England’s supported housing sector is a “complete mess” that is failing communities at the expense of the taxpayer and making residents “victims of terrible crimes at the hands of staff”, according to a scathing select committee report.
Jessica Murray www.theguardian.com
The report found loopholes had turned the sector into “a licence to print money” for unscrupulous providers and that there has been “a complete breakdown of the system, which calls for immediate action from government”.
After a year-long investigation into “exempt accommodation”, a type of supported housing for vulnerable people with a broad range of needs, the cross-party levelling up, housing and communities (LUHC) committee called on the government to implement urgent reforms, including national standards and compulsory registration.
“We were absolutely shocked and appalled,” said the Sheffield MP Clive Betts, the chair of the LUHC committee. “As 11 MPs, we’re generally pretty experienced, we’ve been in public service a long time, and I think this was as bad as anything we’ve ever seen.”
The committee heard evidence residents were being “raped and sexually harassed by their landlords under threat of eviction” and “staff were assaulting residents and asking them for sexual acts in return for money, food or better accommodation”.
The report, published on Thursday, said residents had been forced to carry out work, such as tiling a bathroom, “for nothing or for a pittance”, and staff and landlords were selling drugs to residents.
There have also been instances of residents dying of drug overdoses or being murdered by fellow residents.
The Guardian recently reported that organised crime groups were taking millions of pounds of taxpayers’ money by buying properties and setting them up as supported accommodation to receive higher housing benefit rates but providing little to no support for the vulnerable tenants.
“We would describe the system of exempt accommodation as a complete mess,” the report states. “The current system offers a licence to print money to those who wish to exploit the system.”
Exempt accommodation, which is paid for through housing benefit, is set up to support people with a range of needs including refugees, care leavers, the formerly homeless, people with alcohol and drug addiction and those who have recently been released from prison.
It is exempt from locally set housing benefit caps to cover higher costs of maintenance and insurance.
The report criticised the government for failing to collect data on how many exempt accommodation claimants there were or how much taxpayer money was being spent on it, saying “successive governments have been caught sleeping”.
Crisis, a charity for people experiencing homelessness, estimates the number of households living in exempt accommodation grew to 156,868 from 2016-2021, a rise of 65%. A report from Prospect Housing estimated the annual cost in 2020-21 to be £816m, but the committee suggested it could be much higher.
“This issue has been ignored unacceptably. It’s happening all over the country,” said Betts. “We’re seeing people set their own rents, charge what they want and then provide nothing for it but bad accommodation.”

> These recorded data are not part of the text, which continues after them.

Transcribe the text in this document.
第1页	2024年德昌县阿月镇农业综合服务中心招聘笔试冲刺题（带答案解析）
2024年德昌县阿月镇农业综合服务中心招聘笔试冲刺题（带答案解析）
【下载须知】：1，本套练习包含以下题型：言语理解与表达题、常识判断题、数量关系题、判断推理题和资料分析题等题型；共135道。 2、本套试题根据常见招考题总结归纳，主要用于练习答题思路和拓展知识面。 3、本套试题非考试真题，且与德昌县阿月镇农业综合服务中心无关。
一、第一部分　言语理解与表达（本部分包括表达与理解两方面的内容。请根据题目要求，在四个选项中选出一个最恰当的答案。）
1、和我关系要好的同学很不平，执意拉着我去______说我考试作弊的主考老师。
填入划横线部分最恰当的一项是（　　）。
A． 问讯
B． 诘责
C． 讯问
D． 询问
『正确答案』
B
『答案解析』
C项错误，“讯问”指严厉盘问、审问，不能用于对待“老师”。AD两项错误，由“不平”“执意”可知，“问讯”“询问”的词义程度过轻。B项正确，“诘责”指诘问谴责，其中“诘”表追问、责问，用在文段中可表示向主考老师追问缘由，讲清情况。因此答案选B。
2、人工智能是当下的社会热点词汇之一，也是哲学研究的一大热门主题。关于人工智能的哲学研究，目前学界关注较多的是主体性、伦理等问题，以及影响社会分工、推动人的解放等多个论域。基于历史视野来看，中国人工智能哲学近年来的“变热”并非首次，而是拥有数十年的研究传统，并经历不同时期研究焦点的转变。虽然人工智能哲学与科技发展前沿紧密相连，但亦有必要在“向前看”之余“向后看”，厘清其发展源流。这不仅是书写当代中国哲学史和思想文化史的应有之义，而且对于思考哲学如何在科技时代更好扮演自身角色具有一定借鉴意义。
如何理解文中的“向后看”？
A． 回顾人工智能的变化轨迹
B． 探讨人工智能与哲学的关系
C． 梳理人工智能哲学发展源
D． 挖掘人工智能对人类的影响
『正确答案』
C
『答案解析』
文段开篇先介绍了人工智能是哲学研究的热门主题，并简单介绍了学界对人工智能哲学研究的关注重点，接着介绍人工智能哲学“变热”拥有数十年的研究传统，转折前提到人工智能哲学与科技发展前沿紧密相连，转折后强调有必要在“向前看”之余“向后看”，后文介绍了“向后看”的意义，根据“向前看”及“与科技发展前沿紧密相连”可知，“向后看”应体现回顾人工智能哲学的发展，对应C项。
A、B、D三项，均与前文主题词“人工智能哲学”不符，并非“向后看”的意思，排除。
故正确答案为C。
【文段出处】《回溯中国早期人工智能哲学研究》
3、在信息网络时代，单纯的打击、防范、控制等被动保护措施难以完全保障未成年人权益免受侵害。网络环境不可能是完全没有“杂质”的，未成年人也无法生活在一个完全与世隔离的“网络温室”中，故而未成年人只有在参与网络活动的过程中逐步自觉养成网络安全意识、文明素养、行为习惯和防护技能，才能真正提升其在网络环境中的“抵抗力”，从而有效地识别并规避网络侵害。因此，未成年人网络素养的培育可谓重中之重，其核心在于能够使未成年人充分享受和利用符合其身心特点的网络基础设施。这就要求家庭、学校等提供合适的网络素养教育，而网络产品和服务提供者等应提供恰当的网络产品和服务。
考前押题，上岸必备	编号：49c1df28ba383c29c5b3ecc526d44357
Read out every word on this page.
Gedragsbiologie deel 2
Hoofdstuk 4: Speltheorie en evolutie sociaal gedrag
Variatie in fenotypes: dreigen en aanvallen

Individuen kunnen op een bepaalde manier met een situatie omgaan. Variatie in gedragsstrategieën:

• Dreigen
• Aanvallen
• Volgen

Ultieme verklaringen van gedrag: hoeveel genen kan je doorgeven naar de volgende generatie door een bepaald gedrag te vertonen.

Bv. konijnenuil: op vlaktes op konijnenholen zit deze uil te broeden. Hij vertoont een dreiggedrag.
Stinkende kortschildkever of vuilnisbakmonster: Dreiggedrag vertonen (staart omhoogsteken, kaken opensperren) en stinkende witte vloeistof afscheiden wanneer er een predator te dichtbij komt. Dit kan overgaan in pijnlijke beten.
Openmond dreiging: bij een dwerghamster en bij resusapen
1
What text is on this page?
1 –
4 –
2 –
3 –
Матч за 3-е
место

The report calls for urgent reforms, including national minimum standards for support and housing, extra powers for local councils, compulsory registration of all providers and the creation of a national oversight committee to mend “patchwork regulation”.
As part of their inquiry, committee members travelled to Birmingham, which has become a national hotspot for exempt accommodation. The number of claimants in the city rose to nearly 22,000 earlier this year.
The Birmingham MP Preet Gill, who campaigned to shut down a poor-quality exempt accommodation property in her constituency, said “the government needs to urgently get on with the job” of tackling the issue.
“For years I have been sounding the alarm about the explosion of the exempt accommodation sector in Birmingham, which has become a magnet for rogue operators, exploiting vulnerable residents and visiting misery on our area,” she said. “I am delighted the select committee has endorsed many of the reforms we have been campaigning for.”
Sharon Thompson, the Birmingham city council cabinet member for housing and homelessness, said the report reflected what the council “has been saying for a long time”.
“The government has finally woken up to the scale of the problem and, based on this report, they must now commit parliamentary time to bringing in new legislation,” she said.
The Department for Levelling Up, Housing and Communities said: “It is unacceptable that unscrupulous landlords are trying to profit at the expense of vulnerable people and we are bringing forward a package of measures to stop them in their tracks. This is backed by a £20m investment to drive up quality in the supported housing sector and protect the most vulnerable in society.”